Впрочем, ученые далеки от цинизма, к «труженикам науки» относятся с большим почтением.
— Мы должны им в лапы кланяться—ведь только благодаря погибшим в экспериментах животным мы забыли о многих смертельных болезнях,—говорит замдиректора по науке Центра приматологии Олег Вышемирский.—Недаром в Париже стоит памятник лягушке, в Петербурге—собаке Павлова, а в Сухуми—нашей обезьяне, героическому павиану.
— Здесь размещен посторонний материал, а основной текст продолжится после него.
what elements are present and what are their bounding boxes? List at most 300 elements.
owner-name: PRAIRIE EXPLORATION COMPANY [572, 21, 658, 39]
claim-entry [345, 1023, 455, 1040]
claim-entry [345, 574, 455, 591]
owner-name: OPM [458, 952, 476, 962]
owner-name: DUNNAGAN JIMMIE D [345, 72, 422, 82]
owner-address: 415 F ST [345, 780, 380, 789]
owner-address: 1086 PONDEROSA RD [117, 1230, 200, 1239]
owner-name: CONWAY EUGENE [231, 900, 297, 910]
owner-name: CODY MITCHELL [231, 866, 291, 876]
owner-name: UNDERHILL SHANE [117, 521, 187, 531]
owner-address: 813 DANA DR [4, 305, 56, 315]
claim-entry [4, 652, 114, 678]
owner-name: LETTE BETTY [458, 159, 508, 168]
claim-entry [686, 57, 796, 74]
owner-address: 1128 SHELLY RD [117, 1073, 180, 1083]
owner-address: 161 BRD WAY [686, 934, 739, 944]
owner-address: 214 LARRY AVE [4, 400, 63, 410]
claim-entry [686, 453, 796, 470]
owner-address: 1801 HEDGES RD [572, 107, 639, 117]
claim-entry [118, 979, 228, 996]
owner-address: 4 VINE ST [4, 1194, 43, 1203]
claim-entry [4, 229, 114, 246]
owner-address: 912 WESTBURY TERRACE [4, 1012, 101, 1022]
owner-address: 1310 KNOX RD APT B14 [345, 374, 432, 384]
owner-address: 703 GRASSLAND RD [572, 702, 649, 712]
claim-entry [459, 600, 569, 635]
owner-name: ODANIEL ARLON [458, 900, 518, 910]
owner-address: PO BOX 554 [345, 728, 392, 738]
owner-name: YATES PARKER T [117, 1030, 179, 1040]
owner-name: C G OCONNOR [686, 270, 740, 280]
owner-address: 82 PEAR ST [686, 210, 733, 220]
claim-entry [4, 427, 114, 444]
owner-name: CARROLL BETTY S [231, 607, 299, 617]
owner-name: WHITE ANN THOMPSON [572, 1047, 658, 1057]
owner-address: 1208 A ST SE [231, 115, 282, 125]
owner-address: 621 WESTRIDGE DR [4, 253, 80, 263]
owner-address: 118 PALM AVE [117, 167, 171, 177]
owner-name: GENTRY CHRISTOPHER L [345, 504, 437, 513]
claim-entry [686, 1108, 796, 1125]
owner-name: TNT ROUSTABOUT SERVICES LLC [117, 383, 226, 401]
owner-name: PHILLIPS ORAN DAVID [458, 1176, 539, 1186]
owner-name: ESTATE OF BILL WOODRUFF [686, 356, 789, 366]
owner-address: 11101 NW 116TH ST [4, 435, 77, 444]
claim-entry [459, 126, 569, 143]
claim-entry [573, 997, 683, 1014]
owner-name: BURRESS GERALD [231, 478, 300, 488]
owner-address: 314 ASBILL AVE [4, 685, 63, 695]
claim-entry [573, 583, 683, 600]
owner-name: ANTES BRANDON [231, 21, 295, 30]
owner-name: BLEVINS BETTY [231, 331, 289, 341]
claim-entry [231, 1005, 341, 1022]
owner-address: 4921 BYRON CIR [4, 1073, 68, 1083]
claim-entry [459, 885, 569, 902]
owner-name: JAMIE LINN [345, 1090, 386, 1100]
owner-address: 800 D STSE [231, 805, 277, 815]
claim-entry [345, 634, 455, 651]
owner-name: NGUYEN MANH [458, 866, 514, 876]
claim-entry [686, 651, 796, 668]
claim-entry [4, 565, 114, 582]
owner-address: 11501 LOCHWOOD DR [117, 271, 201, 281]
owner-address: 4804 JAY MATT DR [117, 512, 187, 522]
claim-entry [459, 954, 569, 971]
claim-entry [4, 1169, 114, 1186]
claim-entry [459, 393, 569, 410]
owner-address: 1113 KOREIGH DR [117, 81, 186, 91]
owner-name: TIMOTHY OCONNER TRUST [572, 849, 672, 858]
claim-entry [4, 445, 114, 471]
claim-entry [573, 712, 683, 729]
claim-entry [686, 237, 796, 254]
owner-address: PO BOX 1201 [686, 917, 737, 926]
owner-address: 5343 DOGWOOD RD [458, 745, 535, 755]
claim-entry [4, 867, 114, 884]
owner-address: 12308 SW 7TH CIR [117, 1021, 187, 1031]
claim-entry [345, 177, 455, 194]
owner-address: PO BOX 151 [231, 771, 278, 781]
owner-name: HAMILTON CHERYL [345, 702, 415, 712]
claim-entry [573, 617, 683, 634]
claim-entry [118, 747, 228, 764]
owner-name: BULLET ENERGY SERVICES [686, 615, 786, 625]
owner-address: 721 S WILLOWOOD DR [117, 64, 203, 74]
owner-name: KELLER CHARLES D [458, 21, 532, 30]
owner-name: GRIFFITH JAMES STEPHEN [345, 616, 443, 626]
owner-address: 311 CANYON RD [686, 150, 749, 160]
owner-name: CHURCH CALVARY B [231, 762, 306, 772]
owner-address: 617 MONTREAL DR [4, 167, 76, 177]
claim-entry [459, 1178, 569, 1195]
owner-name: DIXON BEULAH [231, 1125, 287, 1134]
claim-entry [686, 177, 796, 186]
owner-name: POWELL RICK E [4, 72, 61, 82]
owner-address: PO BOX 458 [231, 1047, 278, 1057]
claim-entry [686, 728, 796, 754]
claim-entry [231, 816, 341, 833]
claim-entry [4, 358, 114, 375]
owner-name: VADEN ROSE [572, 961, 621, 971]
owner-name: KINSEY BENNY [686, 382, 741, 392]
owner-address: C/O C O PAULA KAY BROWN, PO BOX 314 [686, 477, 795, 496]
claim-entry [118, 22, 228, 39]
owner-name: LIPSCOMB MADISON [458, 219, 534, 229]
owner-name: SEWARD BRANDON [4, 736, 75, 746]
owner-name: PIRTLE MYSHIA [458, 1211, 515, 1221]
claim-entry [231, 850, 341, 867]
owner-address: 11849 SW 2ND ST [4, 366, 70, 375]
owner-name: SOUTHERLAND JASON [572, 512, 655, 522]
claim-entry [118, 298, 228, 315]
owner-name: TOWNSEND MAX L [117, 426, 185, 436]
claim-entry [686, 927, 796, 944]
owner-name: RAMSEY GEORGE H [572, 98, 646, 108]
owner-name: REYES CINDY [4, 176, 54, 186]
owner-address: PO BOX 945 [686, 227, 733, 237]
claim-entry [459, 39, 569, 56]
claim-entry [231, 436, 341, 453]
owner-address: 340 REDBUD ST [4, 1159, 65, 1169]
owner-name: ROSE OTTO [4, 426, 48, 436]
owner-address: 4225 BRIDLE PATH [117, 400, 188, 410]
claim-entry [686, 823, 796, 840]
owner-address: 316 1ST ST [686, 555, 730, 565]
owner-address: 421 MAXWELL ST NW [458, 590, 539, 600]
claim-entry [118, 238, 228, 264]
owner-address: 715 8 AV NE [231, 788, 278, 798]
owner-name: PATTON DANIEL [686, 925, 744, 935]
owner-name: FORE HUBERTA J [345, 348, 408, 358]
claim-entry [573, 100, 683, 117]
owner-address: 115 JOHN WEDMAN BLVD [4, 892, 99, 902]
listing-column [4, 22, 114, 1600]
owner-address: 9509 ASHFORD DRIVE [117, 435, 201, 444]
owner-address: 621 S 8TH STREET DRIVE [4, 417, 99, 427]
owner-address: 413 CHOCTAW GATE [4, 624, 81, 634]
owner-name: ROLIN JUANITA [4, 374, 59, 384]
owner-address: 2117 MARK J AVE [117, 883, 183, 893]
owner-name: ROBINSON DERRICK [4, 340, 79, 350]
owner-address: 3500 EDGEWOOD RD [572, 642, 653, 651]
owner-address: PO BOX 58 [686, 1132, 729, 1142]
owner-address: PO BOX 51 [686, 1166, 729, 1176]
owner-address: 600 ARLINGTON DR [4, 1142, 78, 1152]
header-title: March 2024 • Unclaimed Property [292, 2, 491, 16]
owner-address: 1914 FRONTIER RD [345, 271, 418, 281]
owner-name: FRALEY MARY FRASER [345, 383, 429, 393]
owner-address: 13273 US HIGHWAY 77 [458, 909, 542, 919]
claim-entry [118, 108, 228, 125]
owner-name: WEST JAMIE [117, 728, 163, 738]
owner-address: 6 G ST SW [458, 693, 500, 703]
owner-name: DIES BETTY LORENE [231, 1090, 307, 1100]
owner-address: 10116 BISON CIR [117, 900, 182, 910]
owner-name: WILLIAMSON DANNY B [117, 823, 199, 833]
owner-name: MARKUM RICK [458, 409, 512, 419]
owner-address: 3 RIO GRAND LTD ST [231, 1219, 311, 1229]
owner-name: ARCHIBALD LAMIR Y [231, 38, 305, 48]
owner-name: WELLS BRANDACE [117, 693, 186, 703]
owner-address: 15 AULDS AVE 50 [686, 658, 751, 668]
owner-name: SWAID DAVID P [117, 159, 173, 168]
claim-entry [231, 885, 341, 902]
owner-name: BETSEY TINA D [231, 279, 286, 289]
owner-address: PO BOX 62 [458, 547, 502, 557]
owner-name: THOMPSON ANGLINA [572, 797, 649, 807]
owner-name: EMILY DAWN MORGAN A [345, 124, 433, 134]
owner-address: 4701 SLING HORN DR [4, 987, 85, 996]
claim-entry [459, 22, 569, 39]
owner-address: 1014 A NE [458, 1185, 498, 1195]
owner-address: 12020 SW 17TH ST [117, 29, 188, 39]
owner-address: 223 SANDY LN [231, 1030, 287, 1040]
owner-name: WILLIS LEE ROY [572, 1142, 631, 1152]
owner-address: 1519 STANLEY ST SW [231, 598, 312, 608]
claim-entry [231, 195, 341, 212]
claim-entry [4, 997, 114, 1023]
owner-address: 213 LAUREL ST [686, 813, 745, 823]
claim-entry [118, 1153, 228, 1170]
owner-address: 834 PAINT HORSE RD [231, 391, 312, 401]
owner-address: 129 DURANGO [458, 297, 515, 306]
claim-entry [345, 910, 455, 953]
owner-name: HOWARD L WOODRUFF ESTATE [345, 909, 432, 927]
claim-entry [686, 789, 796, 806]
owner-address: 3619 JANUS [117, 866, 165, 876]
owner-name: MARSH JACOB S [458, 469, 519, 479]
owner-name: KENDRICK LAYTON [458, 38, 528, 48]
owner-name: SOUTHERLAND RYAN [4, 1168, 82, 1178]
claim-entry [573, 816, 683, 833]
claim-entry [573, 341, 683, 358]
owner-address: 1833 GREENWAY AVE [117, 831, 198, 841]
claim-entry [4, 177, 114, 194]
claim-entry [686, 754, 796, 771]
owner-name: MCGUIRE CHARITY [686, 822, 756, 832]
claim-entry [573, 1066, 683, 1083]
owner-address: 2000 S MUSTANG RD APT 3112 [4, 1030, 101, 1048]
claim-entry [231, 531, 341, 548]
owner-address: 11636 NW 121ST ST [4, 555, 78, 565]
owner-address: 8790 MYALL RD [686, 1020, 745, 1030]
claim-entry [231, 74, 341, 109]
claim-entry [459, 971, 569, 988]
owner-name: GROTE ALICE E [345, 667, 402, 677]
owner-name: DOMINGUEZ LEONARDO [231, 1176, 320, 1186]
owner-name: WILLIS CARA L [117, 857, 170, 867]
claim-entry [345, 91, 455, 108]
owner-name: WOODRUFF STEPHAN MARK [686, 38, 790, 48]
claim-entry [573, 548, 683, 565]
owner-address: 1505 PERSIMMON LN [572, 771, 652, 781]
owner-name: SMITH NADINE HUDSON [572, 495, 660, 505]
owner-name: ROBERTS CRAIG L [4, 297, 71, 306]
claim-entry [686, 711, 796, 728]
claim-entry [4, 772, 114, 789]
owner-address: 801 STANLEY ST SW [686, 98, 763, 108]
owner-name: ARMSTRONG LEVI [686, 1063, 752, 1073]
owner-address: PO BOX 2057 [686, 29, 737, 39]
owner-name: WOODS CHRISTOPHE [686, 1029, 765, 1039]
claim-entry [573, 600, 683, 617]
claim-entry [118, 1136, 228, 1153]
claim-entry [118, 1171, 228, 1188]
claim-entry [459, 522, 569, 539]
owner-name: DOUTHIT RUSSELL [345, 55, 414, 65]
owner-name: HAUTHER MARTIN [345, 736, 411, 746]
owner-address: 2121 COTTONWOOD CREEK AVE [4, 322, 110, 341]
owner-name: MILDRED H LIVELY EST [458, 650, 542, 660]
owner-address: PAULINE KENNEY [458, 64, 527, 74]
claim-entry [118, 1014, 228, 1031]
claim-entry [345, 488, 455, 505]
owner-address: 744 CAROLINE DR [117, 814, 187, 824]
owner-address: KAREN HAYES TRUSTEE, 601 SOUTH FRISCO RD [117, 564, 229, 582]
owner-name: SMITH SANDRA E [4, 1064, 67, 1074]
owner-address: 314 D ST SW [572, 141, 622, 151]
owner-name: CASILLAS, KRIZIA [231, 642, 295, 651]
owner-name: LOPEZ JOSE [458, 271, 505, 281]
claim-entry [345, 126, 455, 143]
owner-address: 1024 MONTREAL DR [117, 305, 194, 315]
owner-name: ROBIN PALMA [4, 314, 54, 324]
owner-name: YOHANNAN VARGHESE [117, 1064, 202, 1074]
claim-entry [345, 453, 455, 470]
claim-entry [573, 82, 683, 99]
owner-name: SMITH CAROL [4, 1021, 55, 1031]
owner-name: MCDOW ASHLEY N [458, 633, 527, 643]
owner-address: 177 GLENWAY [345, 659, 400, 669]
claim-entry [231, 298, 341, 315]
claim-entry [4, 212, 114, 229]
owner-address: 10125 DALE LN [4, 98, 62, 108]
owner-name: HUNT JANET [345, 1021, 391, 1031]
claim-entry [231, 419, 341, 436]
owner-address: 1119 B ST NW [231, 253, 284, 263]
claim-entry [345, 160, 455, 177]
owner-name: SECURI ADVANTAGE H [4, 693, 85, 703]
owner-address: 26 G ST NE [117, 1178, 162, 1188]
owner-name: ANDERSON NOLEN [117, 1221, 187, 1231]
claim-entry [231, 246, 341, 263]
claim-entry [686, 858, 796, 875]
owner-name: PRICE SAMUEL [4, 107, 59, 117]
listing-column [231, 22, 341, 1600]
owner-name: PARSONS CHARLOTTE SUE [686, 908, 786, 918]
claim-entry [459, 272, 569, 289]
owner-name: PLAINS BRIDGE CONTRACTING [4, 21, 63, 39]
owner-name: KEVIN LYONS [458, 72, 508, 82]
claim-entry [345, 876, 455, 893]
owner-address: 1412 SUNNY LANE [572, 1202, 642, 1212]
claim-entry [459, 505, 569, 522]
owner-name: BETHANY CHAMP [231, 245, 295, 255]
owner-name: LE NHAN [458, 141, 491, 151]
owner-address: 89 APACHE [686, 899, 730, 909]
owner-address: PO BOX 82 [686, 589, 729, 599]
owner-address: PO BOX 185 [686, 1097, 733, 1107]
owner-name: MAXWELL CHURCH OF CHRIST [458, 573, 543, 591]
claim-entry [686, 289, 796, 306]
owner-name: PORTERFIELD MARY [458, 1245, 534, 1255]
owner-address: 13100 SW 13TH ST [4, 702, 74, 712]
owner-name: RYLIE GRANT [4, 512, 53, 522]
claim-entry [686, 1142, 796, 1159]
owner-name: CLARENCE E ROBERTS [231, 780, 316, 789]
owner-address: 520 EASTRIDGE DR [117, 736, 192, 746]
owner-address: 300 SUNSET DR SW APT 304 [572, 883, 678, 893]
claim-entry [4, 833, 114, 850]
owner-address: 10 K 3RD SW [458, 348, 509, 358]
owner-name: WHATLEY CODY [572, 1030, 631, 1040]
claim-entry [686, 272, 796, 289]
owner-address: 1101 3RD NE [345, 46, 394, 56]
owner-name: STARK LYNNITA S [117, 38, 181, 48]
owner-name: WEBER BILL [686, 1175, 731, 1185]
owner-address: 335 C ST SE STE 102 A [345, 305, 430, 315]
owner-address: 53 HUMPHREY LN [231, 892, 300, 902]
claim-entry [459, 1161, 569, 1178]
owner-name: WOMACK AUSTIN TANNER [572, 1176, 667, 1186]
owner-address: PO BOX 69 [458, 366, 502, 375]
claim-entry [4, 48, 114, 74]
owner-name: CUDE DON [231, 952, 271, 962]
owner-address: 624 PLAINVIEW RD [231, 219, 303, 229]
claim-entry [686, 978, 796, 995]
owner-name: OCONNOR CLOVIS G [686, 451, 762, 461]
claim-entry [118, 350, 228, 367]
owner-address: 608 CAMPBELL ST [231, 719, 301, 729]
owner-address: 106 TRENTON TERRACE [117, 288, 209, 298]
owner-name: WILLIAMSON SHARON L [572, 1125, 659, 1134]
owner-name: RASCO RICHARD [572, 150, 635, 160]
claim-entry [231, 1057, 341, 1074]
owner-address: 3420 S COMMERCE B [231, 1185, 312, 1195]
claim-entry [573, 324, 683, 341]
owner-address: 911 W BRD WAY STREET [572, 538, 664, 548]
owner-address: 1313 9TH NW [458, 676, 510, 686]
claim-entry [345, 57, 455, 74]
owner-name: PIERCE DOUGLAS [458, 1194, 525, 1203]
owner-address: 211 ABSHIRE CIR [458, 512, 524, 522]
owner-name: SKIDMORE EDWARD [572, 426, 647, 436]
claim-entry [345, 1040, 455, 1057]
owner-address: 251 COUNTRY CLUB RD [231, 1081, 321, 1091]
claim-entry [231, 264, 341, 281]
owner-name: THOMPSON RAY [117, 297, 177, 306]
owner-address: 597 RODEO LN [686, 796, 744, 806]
— Так или иначе, но в начале ХХ века медицина больше не удовлетворялась лягушками и крысами,—говорит Олег Вышемирский.—Появилась необходимость в «демо-версии» человека. Ведь обезьяна по сути наш лабораторный двойник. И вот итог: благодаря зеленым мартышкам мы победили полиомиелит. Все антибиотики были отработаны на обезьянах. Немало приматов погибло и от рака, прежде чем ученым удалось определить природу этой болезни.
ОТВЕРЖЕННЫЕ
Медицинские опыты—это необязательно кровь. Часто ценную информацию ученые получают из обычных наблюдений. И в процессе эксперимента не убивают, а, наоборот, спасают животное. Так, например, в питомнике образовались обезьяньи ясли и стали центром исследовательской работы о психических нарушениях обезьянок-отказников. Оказывается, некоторые мамы-обезьяны, как и человеческие женщины, тоже бросают своих детей. Иногда биологи понимают причину—сменился альфа-самец, и бывшая в фаворе самка, спасая себя, оставляет детеныша. Но чаще всего никаких внешних причин для отказа от ребенка нет—обезьяна здорова, приплод в порядке, материнство поднимает ее статус в стае. Но роженица сидит с отрешенным видом и вытирает ребеночком пол в клетке. Если зоотехники не успеют отнять—малыш гибнет.
— Сейчас весна, начнут рожать макаки-резусы, и ясли снова заполнятся,—говорит зоотехник Лариса Бурачок,—пока у нас всего 15 детенышей.
«Детдомовцы» встречают нас диким визгом, мечутся по клеткам. Один малыш по имени Кузя, заметив, что его рассматривают, быстро-быстро двигает губами, как будто хочет что-то сказать. Другой протяжно воет, рядом зеленая мартышка втиснула голову в консервную банку и застыла.
— Кузя вас очень испугался,—объясняет нянечка Люба.—Сосед его зовет маму—маленькие обезьянки так кричат, когда потеряются. А у этого сильный стресс—натянул на голову банку и думает, что надежно спрятался, раз сам никого не видит.
На руки мне удается взять только трехнедельного капуцина Кику, он, как и каждый младенец, еще доверчив к миру.
— А если подсадить этих малышей в «приемные» семьи? Обезьянья мама все же лучше зоотехника…
— Пробовали. Ничего не получается. Совсем маленьких сначала нужно выкормить. А потом оказывается, что «отказники» не умеют вести себя в стае, и их начинают бить. Обезьянка гибнет, причем не от побоев, а от стресса—вся стая отвергла.
Как и у людей, у обезьян, с детства лишенных родительской семьи, начинаются проблемы с семьей собственной—не умеют строить отношения в паре, бросают детей. Зоотехники выступают для них брачным агентством, формируют семьи, сплошь состоящие из «детдомовцев». Обезьяны оказываются в равных условиях и учатся заново тому, что всосали с молоком матери их сверстники. Лола—самка павиана—оставила пятерых детей, прежде чем в ней проснулась настоящая мать. Зато теперь у Лолы наконец семья, и она своих малюток не спускает с живота.
У каждой обезьяны в питомнике своя судьба—кому детей растить, кому в космос лететь. Кстати, для полета на Марс, запланированного на 2020 год, уже отобрана команда из шести обезьян. Они не полетят в космос—на них в ИМБП РАН будут изучать воздействие на организм космической радиации, с которой в орбитальных полетах космонавты не сталкиваются. «Зеленые» уже начали протестовать против испытаний, однако, чтобы спасти людей, все равно придется рисковать обезьянами.